I am reading the book "Algebraic Graph Theory" by Chris Godsil and Gordon Royle and I got confused with Lemma 6.3.3:
The set of isomorphism classes of cores, partially ordered by "$\rightarrow$", is a lattice.
For which we need to prove that each pair of cores has a least upper bound and a greatest lower bound. To my understanding, I presume this means "upper class"$\rightarrow$"lower class". But the proof in the book seems reversing the meaning, i.e, "lower class"$\rightarrow$"upper class".

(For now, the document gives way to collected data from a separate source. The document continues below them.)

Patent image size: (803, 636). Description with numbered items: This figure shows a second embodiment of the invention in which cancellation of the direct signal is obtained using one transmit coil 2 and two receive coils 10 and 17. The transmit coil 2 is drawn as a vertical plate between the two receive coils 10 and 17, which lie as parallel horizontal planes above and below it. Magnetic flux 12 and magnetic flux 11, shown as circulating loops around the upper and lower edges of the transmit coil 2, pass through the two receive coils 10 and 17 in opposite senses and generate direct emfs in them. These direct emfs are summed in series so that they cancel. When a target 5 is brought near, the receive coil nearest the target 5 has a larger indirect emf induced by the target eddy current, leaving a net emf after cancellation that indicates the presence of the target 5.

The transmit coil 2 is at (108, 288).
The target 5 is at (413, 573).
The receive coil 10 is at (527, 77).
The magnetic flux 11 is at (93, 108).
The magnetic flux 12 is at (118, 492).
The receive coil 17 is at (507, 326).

The following is the excerpt of proving the existence of least upper bound:
We start with the least upper bound. Let $X,Y$ be cores. For any core $Z$, if $X\rightarrow Z$ and $Y\rightarrow Z$, then $X\cup Y\rightarrow Z$. Hence $(X\cup Y)^\bullet$ is the least upper bound of $X$ and $Y$.
To understand the problem better, we take $X=C_7, Y=C_5$, then $X\rightarrow Y$ and so $(X\cup Y)^\bullet=C_5=Y$. On the other hand, $Y\nrightarrow X$. So how come $(X\cup Y)^\bullet$ is an upper bound of $X$ and $Y$ if my understanding was correct?
Note: Given graphs $X,Y$, the notation $X\rightarrow Y$ means $X$ is homomorphic to $Y$. And the core of $X$ is denoted by $X^\bullet$, is a subgraph of $X$ such that $X^\bullet$ is a core and $X\rightarrow X^\bullet$.